La preuve par le coronavirus

par Juin 20, 2020Education0 commentaires

A la fin d’une période de crise sanitaire, qui a porté chacun à cogiter sur son existence, nous en ressortons chacun avec une certaine vision, forcément éclaircie par le recul que nous avons été forcé de prendre.

Si la crise a permis de mettre à nue certaines injustices, qui nous paraissaient invisibles ou justifiées, elle a également soulevé le débat de l’essentialisation et de la revalorisation de certains métiers. Il ne s’agit pas ici de revenir sur ces inégalités, ces vulnérabilités révélées à l’échelle mondiale. Mais de prendre conscience qu’au-delà de la proximité et de la globalisation dont on nous chante les vertus, il existe certaines réalités singulières à prendre en compte dans les positionnements.


C’est ainsi que le travailleur précaire indien n’aura pas vécu le même confinement que l’ouvrier en BTP français ; l’étudiant étranger en chine n’a pas eu les mêmes besoins que le travailleur immigré suisse…

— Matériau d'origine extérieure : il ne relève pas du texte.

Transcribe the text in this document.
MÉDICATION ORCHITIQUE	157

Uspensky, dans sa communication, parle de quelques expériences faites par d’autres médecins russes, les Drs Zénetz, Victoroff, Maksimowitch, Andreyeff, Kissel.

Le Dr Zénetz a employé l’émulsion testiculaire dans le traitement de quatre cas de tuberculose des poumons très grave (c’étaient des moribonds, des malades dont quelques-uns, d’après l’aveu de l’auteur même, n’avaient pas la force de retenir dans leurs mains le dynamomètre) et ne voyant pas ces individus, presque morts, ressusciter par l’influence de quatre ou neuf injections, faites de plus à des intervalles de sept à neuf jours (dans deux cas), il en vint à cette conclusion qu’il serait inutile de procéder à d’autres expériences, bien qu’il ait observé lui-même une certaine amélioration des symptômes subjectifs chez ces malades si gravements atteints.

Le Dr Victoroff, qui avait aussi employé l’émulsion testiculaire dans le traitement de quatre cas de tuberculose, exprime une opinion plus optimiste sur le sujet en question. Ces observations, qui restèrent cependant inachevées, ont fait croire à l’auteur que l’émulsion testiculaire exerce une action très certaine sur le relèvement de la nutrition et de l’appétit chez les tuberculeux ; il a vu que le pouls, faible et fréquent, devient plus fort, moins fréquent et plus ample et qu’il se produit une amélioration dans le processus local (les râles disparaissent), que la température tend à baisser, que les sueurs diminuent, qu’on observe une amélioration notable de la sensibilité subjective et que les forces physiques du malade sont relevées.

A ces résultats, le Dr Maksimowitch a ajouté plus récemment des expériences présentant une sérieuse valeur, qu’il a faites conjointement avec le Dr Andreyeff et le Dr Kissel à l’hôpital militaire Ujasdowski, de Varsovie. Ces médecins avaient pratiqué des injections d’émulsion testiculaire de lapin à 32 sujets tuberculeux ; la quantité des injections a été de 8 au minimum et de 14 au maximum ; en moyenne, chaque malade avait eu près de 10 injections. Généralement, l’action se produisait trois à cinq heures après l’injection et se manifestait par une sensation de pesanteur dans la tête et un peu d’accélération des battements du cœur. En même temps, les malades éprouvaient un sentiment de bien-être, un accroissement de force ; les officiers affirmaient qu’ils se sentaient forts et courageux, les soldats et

D’autre part, on remarque paradoxalement que le coronavirus transcende les inégalités dans le choix de ces cibles et frappe avec la même intensité les différentes catégories sociales. Dans des régions du globe, certains privilégiés de déserts médicaux qui jouissaient jusqu’ici des faveurs d’évacuations médicales tous frais payés par le contribuable, ont été logés au même hôpital que le citoyen lambda.

Dans tous les pays, au-delà des facteurs « naturels » liés à la vulnérabilité de la population du fait de son âge, ce qui a été mobilisé, ce sont les moyens internes disponibles, souvent issus des infrastructures publiques et reposant sur un système de protection sociale. Les Etats qui n’ont pas pu ou eu à mobiliser ces ressources, ne doivent leur salut qu’à la bonté divine.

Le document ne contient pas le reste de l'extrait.